Scarring The Patient
As a main part off my job I put in catheters. It does not affect my own sexual life all all. But I think that some situations may have scarred a few patients despite my best efforts.
One story that stands or is from my newbie days. One patient, 25ish male needed a cath asap. I'm a kinda ok looking woman approx his age and that can bring some awkwardness for these patients. But I'm the one available, so no other choice. When you cath a male you have to give a numbing agent to minimize pain, this us in a gel you squirt in to the penis using a syringe with a nozzle. Then you have to firmly hold the gel in for 5-10 minutes.
So everything goes alright until we are, well... waiting. I hold the gel in and as usual pull a blanket over so he can feel mode covered. That's when he gets a woody. Poor guy is beet red, almost crying and starting out the window. Ten minutes is a looooong time in that situation, you can't just ignore it. And the gel is slippery even when using dressings to hold the penis. So I'm struggling to keep the grip, he is in pain from filled bladder and totally embarrassed. I try to use the normal line: "It happens all the time, don't worry" My hand slipped slightly and he is...twitching. He goes all "oh no no no" and well, gel and other stuff is trying to eject. That moment his girlfriend comes in because none bothered to stop her and I guess you don't knock when worried. So yeah, guy just had a orgasm, girlfriend comes in and I'm losing it. Trying not to laugh at the absurdity I just politely tell her that he is ok and that I need to finish the procedure, she can see him in a bit. Luckily he felt numb (hopefully all the way to the soul) even though the gel came out, so I just wiped him off and gave a bit more gel, got the cath in as quickly as I could, acting like it's normal business for me and get out of there.
I now tell this story to all males I'm gonna do a catch on, it really helps them but I feel sorry for the poor guy.
He did send flowers to the ward for his excellent care so maybe I just gave him a good memory, like to think so anyways.
After seeing over 100 vaginas as a medical student in my Ob/Gyn rotation, I've learned a lot! The biggest thing was how variable women's anatomy can be!
I know people's anatomy varies person by person, but I was not expecting the range of differences. For example, some vaginas are much deeper than others and difficult to find the cervix when performing a speculum exam for a pap smear. Others are very shallow.

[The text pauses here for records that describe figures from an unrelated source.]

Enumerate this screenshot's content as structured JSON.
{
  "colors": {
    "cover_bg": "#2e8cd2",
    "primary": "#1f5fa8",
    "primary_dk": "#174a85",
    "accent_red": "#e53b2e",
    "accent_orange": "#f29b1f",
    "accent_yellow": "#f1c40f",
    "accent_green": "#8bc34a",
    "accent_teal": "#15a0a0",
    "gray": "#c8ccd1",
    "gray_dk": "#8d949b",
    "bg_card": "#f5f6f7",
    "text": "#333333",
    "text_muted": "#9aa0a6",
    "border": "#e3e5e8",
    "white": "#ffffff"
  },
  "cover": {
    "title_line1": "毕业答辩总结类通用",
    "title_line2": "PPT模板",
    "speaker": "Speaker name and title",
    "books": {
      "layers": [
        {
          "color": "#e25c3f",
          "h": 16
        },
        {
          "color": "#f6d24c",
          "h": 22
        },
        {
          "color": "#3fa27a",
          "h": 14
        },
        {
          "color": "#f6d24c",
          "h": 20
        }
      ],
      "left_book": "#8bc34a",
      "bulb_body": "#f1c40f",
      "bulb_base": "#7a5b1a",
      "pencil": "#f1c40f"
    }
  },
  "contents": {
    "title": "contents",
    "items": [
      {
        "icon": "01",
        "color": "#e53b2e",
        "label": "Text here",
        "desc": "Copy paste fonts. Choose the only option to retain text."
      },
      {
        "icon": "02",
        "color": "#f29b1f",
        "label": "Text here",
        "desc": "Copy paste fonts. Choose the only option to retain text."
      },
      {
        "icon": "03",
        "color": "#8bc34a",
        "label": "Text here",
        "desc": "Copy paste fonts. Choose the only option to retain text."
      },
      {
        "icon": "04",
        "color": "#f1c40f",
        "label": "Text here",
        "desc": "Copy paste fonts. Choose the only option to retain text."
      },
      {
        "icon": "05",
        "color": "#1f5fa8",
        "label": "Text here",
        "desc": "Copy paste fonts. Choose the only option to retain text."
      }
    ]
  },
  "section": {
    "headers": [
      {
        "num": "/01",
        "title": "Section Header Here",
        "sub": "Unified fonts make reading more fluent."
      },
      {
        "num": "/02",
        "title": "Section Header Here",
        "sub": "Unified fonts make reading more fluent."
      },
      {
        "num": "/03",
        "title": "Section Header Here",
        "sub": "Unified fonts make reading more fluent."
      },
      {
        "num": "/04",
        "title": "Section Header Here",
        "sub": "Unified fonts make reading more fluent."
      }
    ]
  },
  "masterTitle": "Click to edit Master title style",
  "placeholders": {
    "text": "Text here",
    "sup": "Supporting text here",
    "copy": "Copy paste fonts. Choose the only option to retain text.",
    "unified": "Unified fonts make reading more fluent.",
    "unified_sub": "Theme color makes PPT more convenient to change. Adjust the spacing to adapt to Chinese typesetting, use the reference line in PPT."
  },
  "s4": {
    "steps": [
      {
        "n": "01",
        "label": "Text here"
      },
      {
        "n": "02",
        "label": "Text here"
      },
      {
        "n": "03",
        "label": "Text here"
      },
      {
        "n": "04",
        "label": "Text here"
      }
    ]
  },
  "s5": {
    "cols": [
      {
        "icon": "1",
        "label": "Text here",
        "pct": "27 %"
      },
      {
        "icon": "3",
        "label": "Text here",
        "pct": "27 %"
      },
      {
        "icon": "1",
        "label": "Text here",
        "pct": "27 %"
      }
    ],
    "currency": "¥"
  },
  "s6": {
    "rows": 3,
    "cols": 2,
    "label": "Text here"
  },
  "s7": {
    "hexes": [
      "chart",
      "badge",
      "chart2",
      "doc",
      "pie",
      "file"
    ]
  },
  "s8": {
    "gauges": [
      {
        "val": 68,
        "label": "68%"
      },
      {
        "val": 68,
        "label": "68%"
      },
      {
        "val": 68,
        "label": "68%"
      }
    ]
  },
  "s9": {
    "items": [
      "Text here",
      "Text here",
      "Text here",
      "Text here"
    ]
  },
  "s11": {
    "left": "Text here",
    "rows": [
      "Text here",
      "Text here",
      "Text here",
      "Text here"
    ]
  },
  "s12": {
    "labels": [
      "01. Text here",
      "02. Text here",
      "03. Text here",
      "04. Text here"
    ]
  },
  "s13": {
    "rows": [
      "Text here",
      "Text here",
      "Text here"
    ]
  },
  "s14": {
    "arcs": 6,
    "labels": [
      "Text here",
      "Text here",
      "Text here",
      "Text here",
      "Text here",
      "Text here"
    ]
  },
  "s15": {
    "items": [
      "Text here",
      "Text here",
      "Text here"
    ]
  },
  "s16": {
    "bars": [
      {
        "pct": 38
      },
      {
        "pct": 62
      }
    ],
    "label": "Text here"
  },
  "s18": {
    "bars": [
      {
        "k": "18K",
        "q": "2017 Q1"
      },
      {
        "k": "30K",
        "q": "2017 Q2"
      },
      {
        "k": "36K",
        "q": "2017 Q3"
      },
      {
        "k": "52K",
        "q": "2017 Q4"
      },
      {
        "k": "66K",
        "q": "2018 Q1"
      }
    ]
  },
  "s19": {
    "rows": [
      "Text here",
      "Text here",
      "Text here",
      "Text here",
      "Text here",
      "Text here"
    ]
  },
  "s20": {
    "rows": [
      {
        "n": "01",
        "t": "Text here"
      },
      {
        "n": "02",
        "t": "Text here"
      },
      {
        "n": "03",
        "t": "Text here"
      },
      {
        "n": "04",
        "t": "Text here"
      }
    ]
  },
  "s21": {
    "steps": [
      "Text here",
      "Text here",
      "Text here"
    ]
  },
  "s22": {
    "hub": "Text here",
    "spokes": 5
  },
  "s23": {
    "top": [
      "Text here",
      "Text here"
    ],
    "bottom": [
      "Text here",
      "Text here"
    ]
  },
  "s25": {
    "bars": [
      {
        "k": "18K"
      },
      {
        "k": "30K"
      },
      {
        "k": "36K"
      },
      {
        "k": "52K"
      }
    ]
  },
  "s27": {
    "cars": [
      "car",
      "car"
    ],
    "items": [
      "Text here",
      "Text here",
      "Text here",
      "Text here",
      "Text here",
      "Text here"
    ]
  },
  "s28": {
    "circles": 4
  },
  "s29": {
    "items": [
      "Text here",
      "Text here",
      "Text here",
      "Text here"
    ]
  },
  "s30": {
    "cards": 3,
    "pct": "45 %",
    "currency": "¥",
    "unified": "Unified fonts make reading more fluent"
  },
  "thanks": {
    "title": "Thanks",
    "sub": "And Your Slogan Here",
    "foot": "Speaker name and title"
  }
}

Another aspect is the clitoris. I never had a precise idea where it was since I had never really spent a lot of time examining women's anatomy in a precise way like I did in medical school. They vary in size quite a bit among women. One of my patient's actually used to be a body builder and admittedly used steroids in her past and her clitoris was huge (medically termed clitoromegaly). I can also now find it pretty quickly whenever I'm with a romantic partner since pelvic exams give you a pretty good sense of the anatomy.